Eine Genussreise durch die traditionellen italienischen Fischsuppen

Die Fischsuppe erzählt ganz Italien, von den Küsten im Süden bis hin zu den Gewässern im Norden. Und obwohl sie unterschiedliche Traditionen, Geschichten und Rezepte haben, sind sie alle eine wahre Gaumenfreude.

Genauso wie es bei den verschiedenen Pastaformen der Fall ist, ist die Auswahl an italienischen Suppen in ihren unzähligen regionalen Varianten breitgefächert, intensiv und tief in der Geschichte und den Erzeugnissen der einzelnen Gegenden verwurzelt.

Wenn wir uns aber mit den italienischen Suppen befassen müssten, müssten wir tatsächlich ein Buch schreiben. Wieso fangen wir also nicht mit den Fischsuppen an, die wir auch in der warmen Jahreszeit liebend gern verzehren?

Hier eine kleine Führung durch die leckersten Fischsuppen Italiens und, selbstverständlich, unsere Empfehlungen zu Lokalen, wo Sie sie auch probieren können. 

Zunächst einmal: Wie ist die Fischsuppe entstanden? Auf die einfachste Weise, die man sich vorstellen kann! Wenn die Fischer nicht alles verkaufen konnten, was sie gefangen hatten, kochten sie die Reste mit altgebackenem Brot und Gewürzen – und riefen so zahlreiche regionale Varianten ins Leben.

Brodetto: die Königin der Adria

Wenn es um Fischsuppen geht, müssen wir zwangsläufig mit der Brodetto anfangen, die auf der Adriatischen Küste Italiens von Norden bis nach Süden in unzähligen Varianten zubereitet wird.

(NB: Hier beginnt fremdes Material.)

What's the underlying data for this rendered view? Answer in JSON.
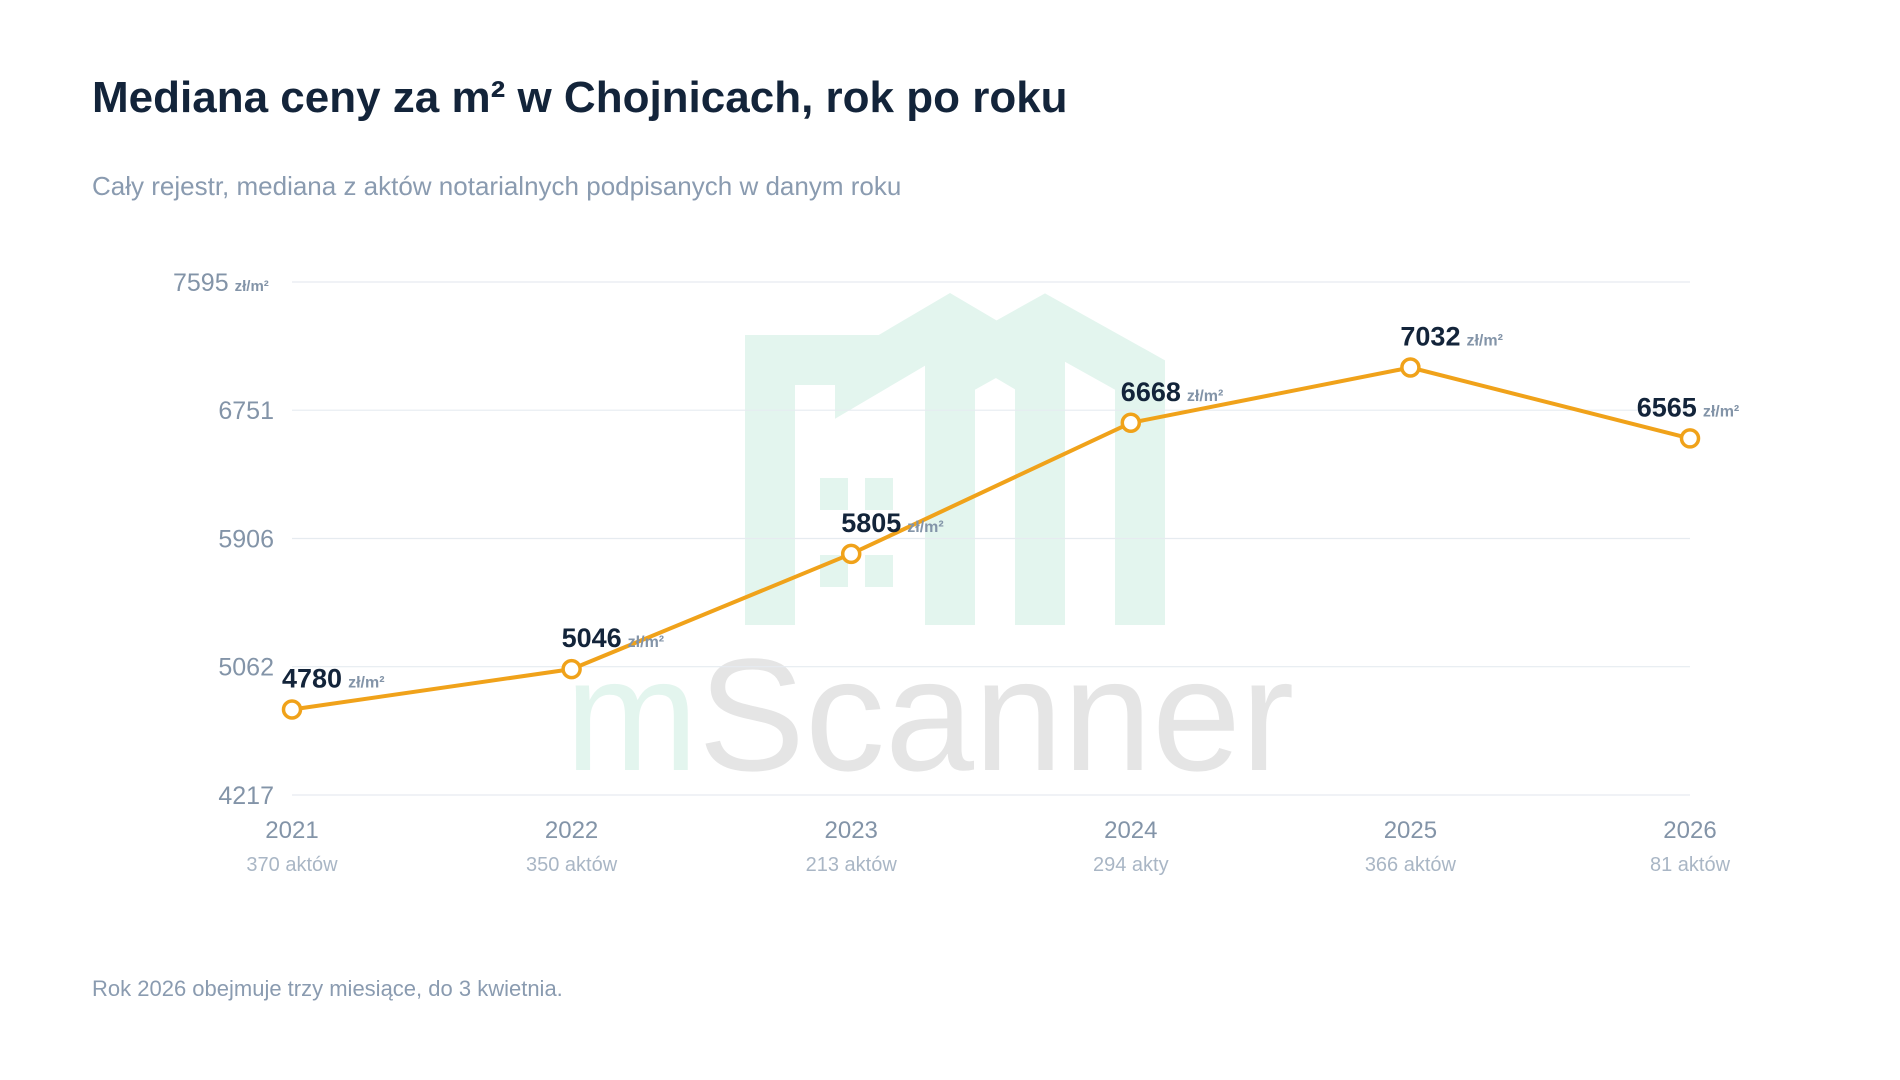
{
  "title": "Mediana ceny za m² w Chojnicach, rok po roku",
  "subtitle": "Cały rejestr, mediana z aktów notarialnych podpisanych w danym roku",
  "footnote": "Rok 2026 obejmuje trzy miesiące, do 3 kwietnia.",
  "watermark": {
    "part1": "m",
    "part2": "Scanner"
  },
  "colors": {
    "line": "#f0a21a",
    "point_fill": "#ffffff",
    "watermark_green": "#e3f5ee",
    "watermark_gray": "#e5e5e5"
  },
  "chart_data": {
    "type": "line",
    "x": [
      "2021",
      "2022",
      "2023",
      "2024",
      "2025",
      "2026"
    ],
    "x_sublabels": [
      "370 aktów",
      "350 aktów",
      "213 aktów",
      "294 akty",
      "366 aktów",
      "81 aktów"
    ],
    "values": [
      4780,
      5046,
      5805,
      6668,
      7032,
      6565
    ],
    "value_unit": "zł/m²",
    "y_ticks": [
      4217,
      5062,
      5906,
      6751,
      7595
    ],
    "y_tick_unit": "zł/m²",
    "ylim": [
      4217,
      7595
    ],
    "grid": true
  }
}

In Friaul heißt sie Boreto und man findet sie in mindestens drei anerkannten und etablierten Varianten: die Fischsuppe aus Triest, wo uns die felsige Küste kleine Fische sowie Weich- und Schalentiere schenkt; die Fischsuppe aus der Stadt Grado mit ihrer Sandküste und größeren Fischen wie Goldbrassen, Seebarschen und Seeteufeln; sowie die Fischsuppe aus Marano in einer Lagune, bei der der cremigen Suppe aus heimischen gelben Korallengrundeln auch größere Fische hinzugegeben werden wie Meeräschen, Kraken und europäische Aale.

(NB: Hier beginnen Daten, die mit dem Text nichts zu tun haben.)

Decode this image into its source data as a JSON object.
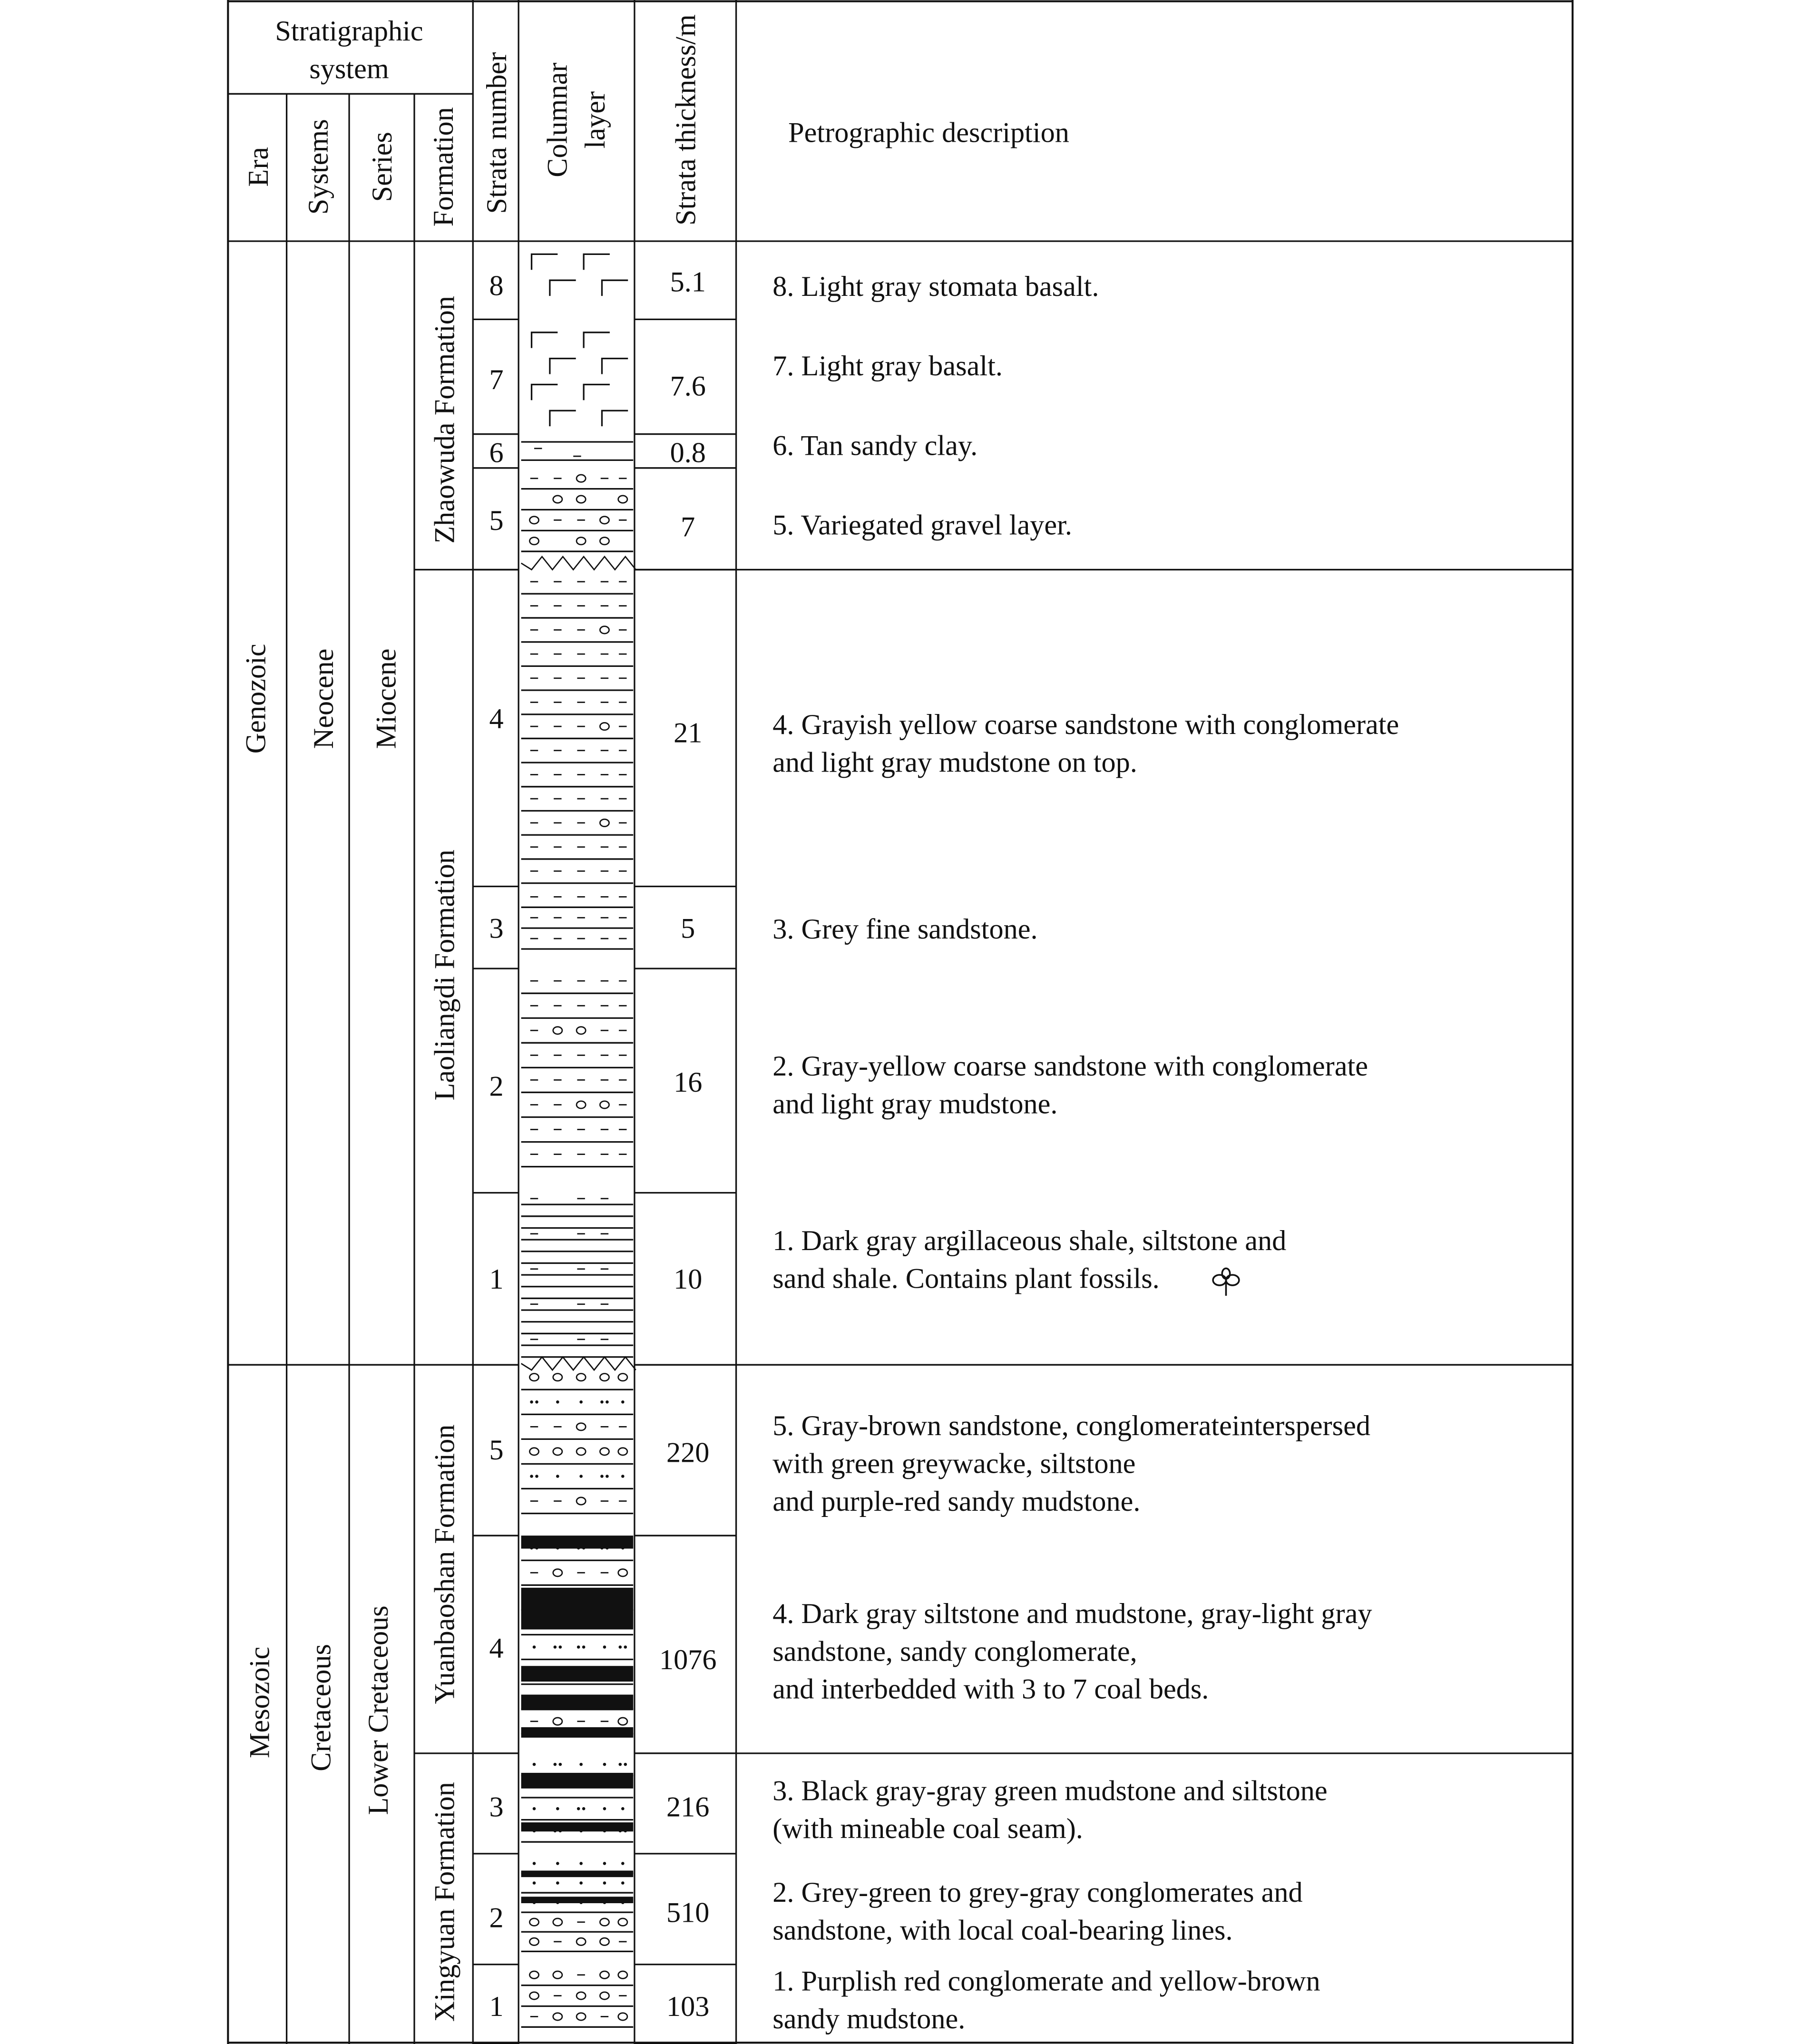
{
  "header": {
    "stratigraphic_system": "Stratigraphic system",
    "era": "Era",
    "systems": "Systems",
    "series": "Series",
    "formation": "Formation",
    "strata_number": "Strata number",
    "columnar_layer": "Columnar layer",
    "strata_thickness": "Strata thickness/m",
    "petrographic_description": "Petrographic description"
  },
  "eras": [
    {
      "era": "Genozoic",
      "system": "Neocene",
      "series": "Miocene"
    },
    {
      "era": "Mesozoic",
      "system": "Cretaceous",
      "series": "Lower Cretaceous"
    }
  ],
  "formations": [
    {
      "name": "Zhaowuda Formation",
      "description": "",
      "layers": [
        {
          "number": "8",
          "thickness": "5.1",
          "lithology_pattern": "stomata-basalt",
          "description": "8. Light gray stomata basalt."
        },
        {
          "number": "7",
          "thickness": "7.6",
          "lithology_pattern": "basalt",
          "description": "7. Light gray basalt."
        },
        {
          "number": "6",
          "thickness": "0.8",
          "lithology_pattern": "sandy-clay",
          "description": "6. Tan sandy clay."
        },
        {
          "number": "5",
          "thickness": "7",
          "lithology_pattern": "gravel",
          "description": "5. Variegated gravel layer."
        }
      ]
    },
    {
      "name": "Laoliangdi Formation",
      "layers": [
        {
          "number": "4",
          "thickness": "21",
          "lithology_pattern": "coarse-sandstone-conglomerate",
          "description": "4. Grayish yellow coarse sandstone with conglomerate\nand light gray mudstone on top."
        },
        {
          "number": "3",
          "thickness": "5",
          "lithology_pattern": "fine-sandstone",
          "description": "3. Grey fine sandstone."
        },
        {
          "number": "2",
          "thickness": "16",
          "lithology_pattern": "coarse-sandstone-conglomerate",
          "description": "2. Gray-yellow coarse sandstone with conglomerate\nand light gray mudstone."
        },
        {
          "number": "1",
          "thickness": "10",
          "lithology_pattern": "shale-with-plant-fossils",
          "description": "1. Dark gray argillaceous shale, siltstone and\nsand shale. Contains plant fossils."
        }
      ]
    },
    {
      "name": "Yuanbaoshan Formation",
      "layers": [
        {
          "number": "5",
          "thickness": "220",
          "lithology_pattern": "sandstone-conglomerate",
          "description": "5. Gray-brown sandstone, conglomerateinterspersed\nwith green greywacke, siltstone\nand purple-red sandy mudstone."
        },
        {
          "number": "4",
          "thickness": "1076",
          "lithology_pattern": "siltstone-mudstone-coal",
          "description": "4. Dark gray siltstone and mudstone, gray-light gray\nsandstone, sandy conglomerate,\nand interbedded with 3 to 7 coal beds."
        }
      ]
    },
    {
      "name": "Xingyuan Formation",
      "layers": [
        {
          "number": "3",
          "thickness": "216",
          "lithology_pattern": "mudstone-siltstone-coal",
          "description": "3. Black gray-gray green mudstone and siltstone\n(with mineable coal seam)."
        },
        {
          "number": "2",
          "thickness": "510",
          "lithology_pattern": "conglomerate-coal-lines",
          "description": "2. Grey-green to grey-gray conglomerates and\nsandstone, with local coal-bearing lines."
        },
        {
          "number": "1",
          "thickness": "103",
          "lithology_pattern": "conglomerate-mudstone",
          "description": "1. Purplish red conglomerate and yellow-brown\nsandy mudstone."
        }
      ]
    }
  ],
  "icons": {
    "plant_fossil": "plant-fossil-icon"
  }
}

Unsere Empfehlung: In Marano Lagunare empfehlen wir Ihnen, das Restaurant Ai Tre Canai des Kochs Dal Forno zu besuchen, der nicht nur ein hervorragender Koch ist, sondern auch ein ehemaliger Fischer mit umfassendem Wissen über Fische.

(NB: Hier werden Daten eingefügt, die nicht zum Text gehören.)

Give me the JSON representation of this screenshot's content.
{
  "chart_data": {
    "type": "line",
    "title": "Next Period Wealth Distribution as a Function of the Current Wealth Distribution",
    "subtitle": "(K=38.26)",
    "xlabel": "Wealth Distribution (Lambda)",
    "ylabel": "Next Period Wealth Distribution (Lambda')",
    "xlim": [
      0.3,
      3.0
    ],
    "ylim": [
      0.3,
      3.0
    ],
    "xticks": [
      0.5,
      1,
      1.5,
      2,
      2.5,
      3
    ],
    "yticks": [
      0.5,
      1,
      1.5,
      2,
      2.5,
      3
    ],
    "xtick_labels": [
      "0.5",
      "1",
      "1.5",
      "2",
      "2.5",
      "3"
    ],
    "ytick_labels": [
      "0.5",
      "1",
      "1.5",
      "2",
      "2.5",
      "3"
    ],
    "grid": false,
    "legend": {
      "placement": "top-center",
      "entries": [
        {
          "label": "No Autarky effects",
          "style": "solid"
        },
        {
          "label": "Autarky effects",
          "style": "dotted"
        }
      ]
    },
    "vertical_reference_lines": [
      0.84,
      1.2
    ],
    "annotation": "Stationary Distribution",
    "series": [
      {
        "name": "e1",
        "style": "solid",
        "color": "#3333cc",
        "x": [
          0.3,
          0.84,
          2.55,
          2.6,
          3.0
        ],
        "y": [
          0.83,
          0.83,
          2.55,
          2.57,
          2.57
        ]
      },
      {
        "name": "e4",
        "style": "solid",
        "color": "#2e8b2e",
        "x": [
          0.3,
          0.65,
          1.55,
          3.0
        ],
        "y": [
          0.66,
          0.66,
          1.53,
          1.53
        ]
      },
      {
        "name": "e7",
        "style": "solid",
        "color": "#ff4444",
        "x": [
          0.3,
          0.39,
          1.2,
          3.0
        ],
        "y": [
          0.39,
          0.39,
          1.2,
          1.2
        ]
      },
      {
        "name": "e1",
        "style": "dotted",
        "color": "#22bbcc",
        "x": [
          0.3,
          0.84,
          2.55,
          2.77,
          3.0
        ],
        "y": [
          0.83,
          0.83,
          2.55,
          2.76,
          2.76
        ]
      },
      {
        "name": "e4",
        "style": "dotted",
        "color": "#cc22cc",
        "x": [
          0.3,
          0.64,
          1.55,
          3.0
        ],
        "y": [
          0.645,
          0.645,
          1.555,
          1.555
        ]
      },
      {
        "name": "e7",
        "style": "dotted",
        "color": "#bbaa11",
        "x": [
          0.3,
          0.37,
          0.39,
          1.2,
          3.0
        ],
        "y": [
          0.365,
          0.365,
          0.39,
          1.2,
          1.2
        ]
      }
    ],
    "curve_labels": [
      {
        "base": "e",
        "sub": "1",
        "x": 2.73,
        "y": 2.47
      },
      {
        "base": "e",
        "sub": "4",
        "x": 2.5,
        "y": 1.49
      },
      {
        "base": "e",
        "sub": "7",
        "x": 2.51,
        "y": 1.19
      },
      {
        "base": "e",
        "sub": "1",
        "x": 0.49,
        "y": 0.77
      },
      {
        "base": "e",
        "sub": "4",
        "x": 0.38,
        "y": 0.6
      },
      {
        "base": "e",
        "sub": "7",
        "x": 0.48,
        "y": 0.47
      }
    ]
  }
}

Wie wir bereits erwähnt haben, ist die Leidenschaft für die Brodetto auf der gesamten Ostküste Italiens präsent. Fahren wir entlang der adriatischen Küste weiter nach Süden, treffen wir auf die venezianische Fischsuppe Brodetto alla veneta, die romagnolische Fischsuppe (im örtlichen Dialekt Brudèt) aber auch auf viele Varianten der Fischsuppe aus den Marken. In dieser Region finden wir die Fischsuppe aus der Stadt Fano, der zu Ehren auch das internationale Festival Festival internazionale del Brodetto di Fano ins Leben gerufen wurde: ein Wettbewerb, an dem die besten Restaurants mit ihren Rezepten teilnehmen. Doch auch die Fischsuppe aus Ancona ist eine wahre Gaumenfreude (wir sprechen hier von wenigen Kilometern Entfernung und einem leidenschaftlichen Wettkampf), die die Fischer früher an Bord zubereiteten, indem sie die weniger wertvollen Fische in einem Terrakottatopf auf kleiner Flamme kochten. Aus diesem Grund ist die Fischsuppe aus Ancona eher dickflüssig und wird mit einer großen Auswahl an Fischen zubereitet. 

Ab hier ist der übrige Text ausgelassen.